Joshua Skolnick said...

Jim, at least you are a conservative in the classic sense, who actually stands for conserving our resources, and for a reasonable go-slow approach to things. This is in contrast to the radical, reactionary right who really only stands for crony capitalism and wars without paying for them.

As for global climate change, and transportation, and other issues, you at least seem to be willing to listen to reason. Transportation alternatives are vital to decrease our dependency on foreign oil, on cars that are used up and thrown away in 10-15 years, causing gross waste.

Did you know that three train stations (Williams Bay, Lake Geneva and Walworth) served the Geneva Lakes area up until the 60s and 70s? That there was over 250 miles of electrified light rail service feeding into Milwaukee, Kenosha, Racine, Waukesha, Burlington and East Troy until the 1940's-60's? The Fox Lake line that you use once had passenger service to Walworth via the Milwaukee Road; the station there still exists and is used as a storage building. The still-existing tracks could easily be upgraded and passenger service returned to Walworth.

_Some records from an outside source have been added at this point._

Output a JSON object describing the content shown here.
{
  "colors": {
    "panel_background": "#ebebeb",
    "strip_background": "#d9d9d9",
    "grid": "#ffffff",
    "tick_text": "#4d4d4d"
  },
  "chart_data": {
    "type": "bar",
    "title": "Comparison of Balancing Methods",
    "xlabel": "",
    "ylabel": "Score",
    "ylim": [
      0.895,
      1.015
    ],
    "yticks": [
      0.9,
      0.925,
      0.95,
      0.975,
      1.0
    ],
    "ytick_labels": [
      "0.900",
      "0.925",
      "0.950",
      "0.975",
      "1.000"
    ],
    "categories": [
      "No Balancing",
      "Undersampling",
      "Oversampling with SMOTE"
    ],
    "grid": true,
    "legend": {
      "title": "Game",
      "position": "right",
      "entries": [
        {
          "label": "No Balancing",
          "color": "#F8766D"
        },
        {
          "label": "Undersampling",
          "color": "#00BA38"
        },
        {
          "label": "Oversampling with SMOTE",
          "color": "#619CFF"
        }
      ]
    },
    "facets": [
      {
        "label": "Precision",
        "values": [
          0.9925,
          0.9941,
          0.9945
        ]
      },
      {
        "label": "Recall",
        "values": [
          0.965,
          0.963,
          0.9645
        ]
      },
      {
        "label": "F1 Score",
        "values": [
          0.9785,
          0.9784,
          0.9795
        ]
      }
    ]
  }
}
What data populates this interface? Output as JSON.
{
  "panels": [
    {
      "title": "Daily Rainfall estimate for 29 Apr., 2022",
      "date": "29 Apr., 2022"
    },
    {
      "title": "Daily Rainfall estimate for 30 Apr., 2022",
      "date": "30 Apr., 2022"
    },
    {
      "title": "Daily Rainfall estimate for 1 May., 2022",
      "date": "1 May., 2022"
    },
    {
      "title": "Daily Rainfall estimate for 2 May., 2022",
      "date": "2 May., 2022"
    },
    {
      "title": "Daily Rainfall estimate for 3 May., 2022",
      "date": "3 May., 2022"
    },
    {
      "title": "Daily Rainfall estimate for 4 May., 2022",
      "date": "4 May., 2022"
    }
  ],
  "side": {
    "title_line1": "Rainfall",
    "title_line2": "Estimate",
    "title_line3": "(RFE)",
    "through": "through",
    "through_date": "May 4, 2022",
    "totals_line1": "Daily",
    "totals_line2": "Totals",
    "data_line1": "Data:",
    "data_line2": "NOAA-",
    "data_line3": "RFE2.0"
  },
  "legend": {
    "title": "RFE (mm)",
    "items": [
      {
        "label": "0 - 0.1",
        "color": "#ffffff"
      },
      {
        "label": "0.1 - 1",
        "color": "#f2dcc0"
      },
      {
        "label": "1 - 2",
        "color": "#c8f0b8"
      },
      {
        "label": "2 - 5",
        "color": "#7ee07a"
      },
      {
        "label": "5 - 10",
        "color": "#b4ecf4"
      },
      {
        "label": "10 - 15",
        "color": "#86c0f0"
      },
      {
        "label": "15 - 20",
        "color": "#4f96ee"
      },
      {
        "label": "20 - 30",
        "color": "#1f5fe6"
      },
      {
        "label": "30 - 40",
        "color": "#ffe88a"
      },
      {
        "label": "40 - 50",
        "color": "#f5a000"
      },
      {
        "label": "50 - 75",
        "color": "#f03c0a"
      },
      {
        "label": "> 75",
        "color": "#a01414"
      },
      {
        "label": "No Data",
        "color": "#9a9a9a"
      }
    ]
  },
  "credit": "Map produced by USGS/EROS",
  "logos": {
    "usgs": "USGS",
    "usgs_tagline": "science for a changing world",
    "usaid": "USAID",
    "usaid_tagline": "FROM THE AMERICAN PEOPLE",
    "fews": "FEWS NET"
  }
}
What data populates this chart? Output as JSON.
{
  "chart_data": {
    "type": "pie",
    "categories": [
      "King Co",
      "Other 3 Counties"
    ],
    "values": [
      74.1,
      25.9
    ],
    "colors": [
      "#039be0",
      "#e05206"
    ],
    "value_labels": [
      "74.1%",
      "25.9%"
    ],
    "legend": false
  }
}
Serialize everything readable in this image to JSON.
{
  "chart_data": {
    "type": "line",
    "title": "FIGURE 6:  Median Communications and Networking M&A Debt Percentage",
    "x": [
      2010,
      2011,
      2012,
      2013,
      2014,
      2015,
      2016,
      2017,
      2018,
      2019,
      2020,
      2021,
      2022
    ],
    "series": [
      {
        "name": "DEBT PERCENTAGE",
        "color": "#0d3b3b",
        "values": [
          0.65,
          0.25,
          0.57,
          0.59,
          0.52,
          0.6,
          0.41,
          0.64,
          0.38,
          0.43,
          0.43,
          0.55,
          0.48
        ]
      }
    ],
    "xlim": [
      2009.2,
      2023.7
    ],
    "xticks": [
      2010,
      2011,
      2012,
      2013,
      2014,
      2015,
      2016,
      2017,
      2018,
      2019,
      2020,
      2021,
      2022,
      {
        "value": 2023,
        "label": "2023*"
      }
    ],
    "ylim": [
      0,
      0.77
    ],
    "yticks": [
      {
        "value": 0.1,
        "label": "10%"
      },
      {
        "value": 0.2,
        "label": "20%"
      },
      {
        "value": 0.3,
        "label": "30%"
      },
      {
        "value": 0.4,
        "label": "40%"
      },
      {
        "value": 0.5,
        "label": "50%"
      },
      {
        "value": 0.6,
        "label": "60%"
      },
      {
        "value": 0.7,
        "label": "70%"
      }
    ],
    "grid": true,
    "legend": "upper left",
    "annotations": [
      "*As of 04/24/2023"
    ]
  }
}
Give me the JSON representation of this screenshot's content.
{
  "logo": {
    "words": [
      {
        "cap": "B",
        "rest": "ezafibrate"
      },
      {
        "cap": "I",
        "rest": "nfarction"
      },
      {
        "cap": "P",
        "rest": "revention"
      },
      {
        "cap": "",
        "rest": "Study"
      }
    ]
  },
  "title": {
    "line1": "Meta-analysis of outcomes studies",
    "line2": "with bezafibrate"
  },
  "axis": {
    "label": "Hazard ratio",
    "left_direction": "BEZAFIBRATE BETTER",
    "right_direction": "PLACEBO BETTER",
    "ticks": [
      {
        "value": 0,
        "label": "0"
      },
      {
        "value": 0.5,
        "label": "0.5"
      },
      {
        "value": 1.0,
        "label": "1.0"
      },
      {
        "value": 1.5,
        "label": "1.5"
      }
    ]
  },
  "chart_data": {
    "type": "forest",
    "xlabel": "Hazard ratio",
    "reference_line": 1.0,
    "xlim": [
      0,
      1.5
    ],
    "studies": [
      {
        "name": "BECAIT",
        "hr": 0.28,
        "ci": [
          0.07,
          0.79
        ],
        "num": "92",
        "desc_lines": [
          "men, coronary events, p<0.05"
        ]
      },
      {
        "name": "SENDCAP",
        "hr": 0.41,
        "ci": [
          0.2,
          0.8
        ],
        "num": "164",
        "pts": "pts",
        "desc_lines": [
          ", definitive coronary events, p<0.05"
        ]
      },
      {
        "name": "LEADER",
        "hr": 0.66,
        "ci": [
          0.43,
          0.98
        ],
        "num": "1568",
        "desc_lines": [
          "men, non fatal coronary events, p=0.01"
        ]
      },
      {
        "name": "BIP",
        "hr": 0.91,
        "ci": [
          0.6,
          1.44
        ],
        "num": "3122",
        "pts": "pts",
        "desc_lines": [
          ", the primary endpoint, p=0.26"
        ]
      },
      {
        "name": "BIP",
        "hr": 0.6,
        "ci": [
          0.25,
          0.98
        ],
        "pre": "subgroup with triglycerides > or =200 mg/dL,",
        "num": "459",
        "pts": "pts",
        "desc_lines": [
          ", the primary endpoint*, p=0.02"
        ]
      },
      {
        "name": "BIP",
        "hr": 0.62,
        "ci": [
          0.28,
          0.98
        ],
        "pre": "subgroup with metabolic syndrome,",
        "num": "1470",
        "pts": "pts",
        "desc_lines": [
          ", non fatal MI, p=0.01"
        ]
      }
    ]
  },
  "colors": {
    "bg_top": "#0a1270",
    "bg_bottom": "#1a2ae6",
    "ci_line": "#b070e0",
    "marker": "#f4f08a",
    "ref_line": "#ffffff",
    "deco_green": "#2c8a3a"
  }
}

The worst folly was to destroy the historic Lake Geneva train station, tear up the train line north of McHenry, IL, to Williams Bay and seal the fate of excessive traffic congestion in Lake Geneva. If you think about it, if the train still served Lake Geneva, people coming for the weekend from Chicago would not have to shovel 20-40 dollars in their gas tanks and that money would be left to spend in the local economy. One of the best things we can do in light of high fuel prices and peak oil would be to restore the trains to

However, if you follow Wisconsin politics, the reactionaries (I would not call them conservative) in the State Assembly fight trains tooth and nail, the evidence of which is why all the commuter lines stop at the Illinois border, despite population densities and potential user bases in Walworth County higher than Harvard, Illinois, which still has relatively frequent Metra service.